FEMA claimed they had everything propositioned. They had been authorized days before the hurricane to provide all necessary support. It turns out FEMA has insufficient food to feed the victims. Insufficient warehouse space to accept and distribute the aid. No transportation to help 100,000 leave. FEMA has even abandon victims in the Convention Center. FEMA is not even feeding people in the Superdome. Just another fact that Michael Brown, Director of FEMA preferred to avoid.
Koppel was quite blunt. Koppel said you even bring in flatbed trucks to carry the people out if you must. Micheal Brown refused to respond.
When 10,000 people in the Superdome became 20,000, then FEMA was surprised? FEMAs own studies said up to 100,000 would not be able to leave New Orleans. But then facts don't seem to have relevance to FEMAs response - that they claimed was ready well in advance.
The events in New Orleans are no where near as bad as what FEMAs own studies expected. And yet still FEMA is apparently completely overwhelmed. Knowing they were overwhelmed, FEMA did nothing to request massive assistance from the military and other government agencies until, well .... do you remember the American response to the Tsunami? How many days did it take this administration to finally decide to start aid flowing? In disasters, aid must be moving in hours. Especially when Katrina's attack was forecast so many days in advance - as a category 5 storm. That means leaders must make decisions this minute - not six days later. That means leaders must not be in denial.
Koppel's interview of Michael Brown was telling. FEMA was still in the planning stage five days after the hurricane. People start dying on day three. You could see Ted Koppel seething as he calmly kept asking embarrassing questions. He had to ask some repeatedly because Michael Brown, Director of FEMA, was avoiding most answers.

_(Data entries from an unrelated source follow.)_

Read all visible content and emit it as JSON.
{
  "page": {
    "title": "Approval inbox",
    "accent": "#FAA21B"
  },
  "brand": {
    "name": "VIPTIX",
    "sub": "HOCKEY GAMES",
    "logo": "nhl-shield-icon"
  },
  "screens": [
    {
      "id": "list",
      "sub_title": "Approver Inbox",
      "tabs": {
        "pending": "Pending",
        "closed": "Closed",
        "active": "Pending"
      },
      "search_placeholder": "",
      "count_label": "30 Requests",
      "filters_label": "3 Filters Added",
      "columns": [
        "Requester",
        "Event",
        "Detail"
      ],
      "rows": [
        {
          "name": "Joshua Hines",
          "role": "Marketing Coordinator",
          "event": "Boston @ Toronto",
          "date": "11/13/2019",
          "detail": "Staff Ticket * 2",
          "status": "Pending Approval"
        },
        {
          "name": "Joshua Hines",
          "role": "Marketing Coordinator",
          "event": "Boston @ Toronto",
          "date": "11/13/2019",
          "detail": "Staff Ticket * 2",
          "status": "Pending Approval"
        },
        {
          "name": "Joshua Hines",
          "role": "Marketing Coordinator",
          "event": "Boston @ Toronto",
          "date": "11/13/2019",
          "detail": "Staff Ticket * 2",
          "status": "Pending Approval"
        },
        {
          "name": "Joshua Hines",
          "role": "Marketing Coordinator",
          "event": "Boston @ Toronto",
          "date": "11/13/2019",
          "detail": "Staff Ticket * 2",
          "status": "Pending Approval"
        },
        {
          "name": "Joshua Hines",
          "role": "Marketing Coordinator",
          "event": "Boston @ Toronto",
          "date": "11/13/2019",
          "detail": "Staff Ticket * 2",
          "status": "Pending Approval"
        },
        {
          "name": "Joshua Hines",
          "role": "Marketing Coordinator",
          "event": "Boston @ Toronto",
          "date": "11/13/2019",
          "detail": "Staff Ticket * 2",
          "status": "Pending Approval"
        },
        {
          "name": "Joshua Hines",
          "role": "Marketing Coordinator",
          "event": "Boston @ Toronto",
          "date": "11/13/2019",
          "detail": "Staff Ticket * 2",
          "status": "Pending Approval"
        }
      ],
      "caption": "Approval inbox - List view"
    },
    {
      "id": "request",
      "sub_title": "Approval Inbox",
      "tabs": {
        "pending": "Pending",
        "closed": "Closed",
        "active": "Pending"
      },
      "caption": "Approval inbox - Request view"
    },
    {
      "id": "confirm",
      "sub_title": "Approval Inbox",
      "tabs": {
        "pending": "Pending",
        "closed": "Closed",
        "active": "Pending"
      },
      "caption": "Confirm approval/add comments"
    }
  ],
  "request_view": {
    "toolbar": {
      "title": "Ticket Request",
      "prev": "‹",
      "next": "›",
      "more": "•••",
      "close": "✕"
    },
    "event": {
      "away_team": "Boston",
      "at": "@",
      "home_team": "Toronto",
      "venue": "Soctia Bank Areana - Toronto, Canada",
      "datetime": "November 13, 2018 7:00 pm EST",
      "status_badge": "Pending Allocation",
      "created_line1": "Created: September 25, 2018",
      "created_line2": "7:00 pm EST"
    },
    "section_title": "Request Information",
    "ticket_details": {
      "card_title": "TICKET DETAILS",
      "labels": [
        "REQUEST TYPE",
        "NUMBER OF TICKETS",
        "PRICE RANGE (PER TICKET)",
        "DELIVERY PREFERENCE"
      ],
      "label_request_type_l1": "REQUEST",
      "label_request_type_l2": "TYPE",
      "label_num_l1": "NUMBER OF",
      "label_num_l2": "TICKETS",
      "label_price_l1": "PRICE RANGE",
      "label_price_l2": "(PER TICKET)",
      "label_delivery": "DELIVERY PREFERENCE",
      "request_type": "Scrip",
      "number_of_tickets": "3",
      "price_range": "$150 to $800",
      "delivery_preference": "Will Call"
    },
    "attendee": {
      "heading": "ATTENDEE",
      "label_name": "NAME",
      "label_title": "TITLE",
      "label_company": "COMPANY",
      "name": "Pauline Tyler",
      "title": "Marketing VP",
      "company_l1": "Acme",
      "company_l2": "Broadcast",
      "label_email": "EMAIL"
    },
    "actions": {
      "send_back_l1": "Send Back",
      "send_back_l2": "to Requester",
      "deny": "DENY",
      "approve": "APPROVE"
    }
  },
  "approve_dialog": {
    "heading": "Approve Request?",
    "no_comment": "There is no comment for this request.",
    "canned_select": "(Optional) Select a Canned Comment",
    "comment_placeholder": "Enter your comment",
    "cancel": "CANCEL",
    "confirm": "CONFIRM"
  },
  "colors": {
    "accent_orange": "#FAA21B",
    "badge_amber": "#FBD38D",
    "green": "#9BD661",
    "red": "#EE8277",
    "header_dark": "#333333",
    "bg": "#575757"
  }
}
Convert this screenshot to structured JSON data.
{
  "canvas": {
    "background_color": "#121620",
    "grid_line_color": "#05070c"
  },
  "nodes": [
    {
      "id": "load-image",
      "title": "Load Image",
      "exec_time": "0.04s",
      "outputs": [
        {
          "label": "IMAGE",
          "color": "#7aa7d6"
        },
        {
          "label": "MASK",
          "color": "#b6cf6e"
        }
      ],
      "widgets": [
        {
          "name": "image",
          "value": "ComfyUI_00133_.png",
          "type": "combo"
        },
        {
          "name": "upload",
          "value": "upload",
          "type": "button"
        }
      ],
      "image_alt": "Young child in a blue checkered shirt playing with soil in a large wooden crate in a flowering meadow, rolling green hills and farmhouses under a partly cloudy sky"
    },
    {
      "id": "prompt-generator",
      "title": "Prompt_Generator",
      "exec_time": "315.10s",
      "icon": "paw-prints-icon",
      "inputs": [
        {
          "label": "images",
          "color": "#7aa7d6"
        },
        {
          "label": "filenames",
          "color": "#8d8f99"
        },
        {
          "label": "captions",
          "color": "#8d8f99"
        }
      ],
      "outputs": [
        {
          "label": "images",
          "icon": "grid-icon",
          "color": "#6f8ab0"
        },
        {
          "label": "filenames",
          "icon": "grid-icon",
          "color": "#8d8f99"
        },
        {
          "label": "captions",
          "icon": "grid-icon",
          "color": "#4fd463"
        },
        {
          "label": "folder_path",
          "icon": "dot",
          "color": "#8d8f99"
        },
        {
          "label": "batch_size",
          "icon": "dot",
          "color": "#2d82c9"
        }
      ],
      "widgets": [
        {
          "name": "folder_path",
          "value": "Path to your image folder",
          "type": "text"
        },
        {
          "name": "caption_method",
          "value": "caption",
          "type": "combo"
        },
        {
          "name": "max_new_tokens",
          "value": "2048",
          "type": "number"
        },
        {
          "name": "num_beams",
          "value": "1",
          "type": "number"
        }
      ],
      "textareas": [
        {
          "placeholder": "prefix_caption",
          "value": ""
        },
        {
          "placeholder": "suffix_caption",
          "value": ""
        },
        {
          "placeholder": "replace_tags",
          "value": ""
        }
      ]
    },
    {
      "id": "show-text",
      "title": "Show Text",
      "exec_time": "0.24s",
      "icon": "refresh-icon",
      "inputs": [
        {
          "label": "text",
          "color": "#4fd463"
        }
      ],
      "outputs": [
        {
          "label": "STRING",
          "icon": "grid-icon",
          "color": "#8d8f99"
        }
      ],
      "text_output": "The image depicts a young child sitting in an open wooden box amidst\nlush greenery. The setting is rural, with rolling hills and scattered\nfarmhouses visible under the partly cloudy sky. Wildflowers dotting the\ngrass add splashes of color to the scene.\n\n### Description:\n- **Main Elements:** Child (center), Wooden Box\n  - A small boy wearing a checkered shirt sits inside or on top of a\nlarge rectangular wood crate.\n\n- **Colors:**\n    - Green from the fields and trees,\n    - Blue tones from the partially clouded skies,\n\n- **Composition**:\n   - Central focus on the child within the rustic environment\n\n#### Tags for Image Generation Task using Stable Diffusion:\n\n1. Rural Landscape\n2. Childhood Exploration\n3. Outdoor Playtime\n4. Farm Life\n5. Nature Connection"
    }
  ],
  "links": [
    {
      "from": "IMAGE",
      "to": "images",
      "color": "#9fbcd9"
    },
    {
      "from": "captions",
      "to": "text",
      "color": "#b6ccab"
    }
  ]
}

Any leader who did not predict things would be this bad must have his ass up his ass - be that inverted. A category 5 hurricane striking a bowl only built for category 3 storms? It's a no brainer. Anyone who makes excuses for such leaders must also be in denial.
At what point does a Cellar dweller admit that "85% of all problems are directly traceable to top management"? The devil is in the details in New Orleans - such as a president who says no one expected the levees to be breached. No problem. George Jr is going there personally to fix things - just like he did Iraq?
To think these same people worried about where Clinton's penis had been.